Luxury real estate in Manhattan is starting to take a turn away from the modern loft that was so prevalent in the early 2000s. As it turns out, the fewer walls there are, the less space there is for art, and that just won't do for high-end art collectors.
Mark Ellwood, a writer for Bloomberg Business, describes how some real estate clients are turning to art consultants for second opinions before buying a property. They measure ceiling height, wall space, and natural lighting to ensure those large masterpieces have a home of their own.
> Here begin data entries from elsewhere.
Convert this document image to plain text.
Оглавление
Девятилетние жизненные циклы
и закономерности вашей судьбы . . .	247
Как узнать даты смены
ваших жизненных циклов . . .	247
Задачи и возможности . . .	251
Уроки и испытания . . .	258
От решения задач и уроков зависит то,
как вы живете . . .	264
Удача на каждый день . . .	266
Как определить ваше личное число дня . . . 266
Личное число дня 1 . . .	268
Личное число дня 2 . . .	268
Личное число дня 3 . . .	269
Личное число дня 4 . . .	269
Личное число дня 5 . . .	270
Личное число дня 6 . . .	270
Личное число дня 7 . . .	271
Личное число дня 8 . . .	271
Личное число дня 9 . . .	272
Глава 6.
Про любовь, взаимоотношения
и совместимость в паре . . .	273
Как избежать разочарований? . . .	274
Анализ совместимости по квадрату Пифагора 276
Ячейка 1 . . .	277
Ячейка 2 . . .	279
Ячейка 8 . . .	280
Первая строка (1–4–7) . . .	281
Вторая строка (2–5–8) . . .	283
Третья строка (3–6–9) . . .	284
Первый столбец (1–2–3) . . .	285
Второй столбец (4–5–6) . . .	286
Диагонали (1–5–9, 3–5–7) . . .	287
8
The art consultants also measure humidity levels and the size of freight elevators.
This emphasis on prepackaging buildings as art friendly, whether by adding more walls or expanding the elevator, is a concrete manifestation of the close relationship between art collecting and real estate. Of course, there’s an element of smart marketing, too: Art world affiliation offers built-in cachet, while such thoughtful amenities as a simple picture rail can act as sweeteners to help justify skyrocketing prices in New York—10 years ago, Roy Kim, creative director at Douglas Elliman, says, the “entry point for luxury in 2006 was $1,200 per sq. ft. and has now jumped to $3,000.”
Perhaps the most compelling factor behind this trend, though, is that many major developers are also powerful art collectors themselves. Aby Rosen might be the best known, but Steve Witkoff, Edward Minkskoff, and even Ian Schrager are art world aficionados too.